Lightning-AI / lightning-thunder

Make PyTorch models up to 40% faster! Thunder is a source to source compiler for PyTorch. It enables using different hardware executors at once; across one or thousands of GPUs.
Apache License 2.0
1.15k stars 77 forks source link

PR #1110 nearly doubles the compilation & execution time of a copy-heavy program #1173

Open shino16 opened 1 week ago

shino16 commented 1 week ago

I took a benchmark of torch.compile'd Adam.step with Thunder backend. Surprisingly, the compiled Adam.step was even slower than the eager mode.

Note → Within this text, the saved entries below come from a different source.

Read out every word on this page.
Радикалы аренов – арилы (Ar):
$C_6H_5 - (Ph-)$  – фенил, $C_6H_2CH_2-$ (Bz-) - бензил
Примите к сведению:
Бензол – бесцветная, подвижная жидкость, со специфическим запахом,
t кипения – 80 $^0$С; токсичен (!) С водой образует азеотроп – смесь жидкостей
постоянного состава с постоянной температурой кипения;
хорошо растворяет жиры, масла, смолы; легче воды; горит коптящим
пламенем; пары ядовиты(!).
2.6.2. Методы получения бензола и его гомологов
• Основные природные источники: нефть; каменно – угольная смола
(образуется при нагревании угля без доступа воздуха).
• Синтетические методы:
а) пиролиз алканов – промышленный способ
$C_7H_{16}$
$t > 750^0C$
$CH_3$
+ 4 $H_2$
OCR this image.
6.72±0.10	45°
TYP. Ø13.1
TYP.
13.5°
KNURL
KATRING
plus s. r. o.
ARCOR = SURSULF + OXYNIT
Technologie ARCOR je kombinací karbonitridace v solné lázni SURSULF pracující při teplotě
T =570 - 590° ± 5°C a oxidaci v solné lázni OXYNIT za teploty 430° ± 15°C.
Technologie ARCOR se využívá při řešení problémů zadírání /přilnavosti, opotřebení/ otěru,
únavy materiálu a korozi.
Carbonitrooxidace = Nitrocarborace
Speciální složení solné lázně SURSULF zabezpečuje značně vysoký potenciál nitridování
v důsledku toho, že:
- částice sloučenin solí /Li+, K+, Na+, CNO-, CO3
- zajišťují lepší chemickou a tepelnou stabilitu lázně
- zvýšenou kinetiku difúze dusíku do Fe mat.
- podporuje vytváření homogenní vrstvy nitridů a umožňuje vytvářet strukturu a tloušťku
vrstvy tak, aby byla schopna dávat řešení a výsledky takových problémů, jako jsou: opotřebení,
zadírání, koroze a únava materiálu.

compilation (s) execution (ms)
eager 0.0 10.87
torch.compile(adam.step) 21.0 5.83
torch.compile(adam.step, backend=thunder) 95.0 11.59
torch.compile(adam.step, backend=thunder), #1110 reverted 46.0 6.24

1110 adds fd.ops.set on every prims.copy_ (diff). What is fd.ops.set? Can we avoid using this op?

cc @tfogal

shino16 commented 1 week ago

Apparently, fd.ops.set creates an intermediate no-op node that binds what it receives to another TensorView.

https://github.com/NVIDIA/Fuser/blob/aad728668853e4302c00d8e98a50f13cc5db4184/csrc/ops/alias.cpp#L19-L23

Val* set(Val* v) {
  Val* out = ops::newValLike(v, v->getDataType().value());
  IrBuilder::create<LoadStoreOp>(LoadStoreOpType::Set, out, v);
  return out;
}

IrBuilder::create<LoadStoreOp>(LoadStoreOpType::Set, out, v); is used in other places, e.g. when fd.ops.expand does not have to expand anything. link So fd.ops.set does not necessarily make a copy, but just bind a separate node to the output of another.

crcrpar commented 1 week ago

@jjsjann123 could you take a look?

shino16 commented 1 week ago
fd.add_output(A, B)
fd.add_output(C, D)

Consider the above fusion definition. If I understand correctly, #1110 intends to avoid one tensor appearing twice, i.e. (A or B) and (C or D) aliasing each other.

I suspect that, when there is no direct call of Tensor.copy_ and all the other in-place ops are functionalized, this aliasing never happens even without #1110. For example, consider

def f(a, b):
  a.add_(b)

Its trace is

def computation(a, b):
  # a: "cuda:0 f32[]"
  # b: "cuda:0 f32[]"

  # /opt/pytorch/lightning-thunder/mshinokawa/sandbox/debug.py:78:          a.add_(b)
  t1 = ltorch.add_(a, b, alpha=None)  # t1: "cuda:0 f32[]"
    # t0 = ltorch.add(a, b, alpha=None)  # t0: "cuda:0 f32[]"
      # t0 = prims.add(a, b)  # t0: "cuda:0 f32[]"
    # t1 = prims.copy_(t0, a)  # t1: "cuda:0 f32[]"
  return {'output': None, 'flat_args': [a, b]}

# Constructed by Dead Code Elimination (took 0 milliseconds)
def computation(a, b):
  # a: "cuda:0 f32[]"
  # b: "cuda:0 f32[]"
  # Functionalized from `t1 = add_(a,b,None)`
  t0 = ltorch.add(a, b, alpha=None)  # t0: "cuda:0 f32[]"
    # t0 = prims.add(a, b)  # t0: "cuda:0 f32[]"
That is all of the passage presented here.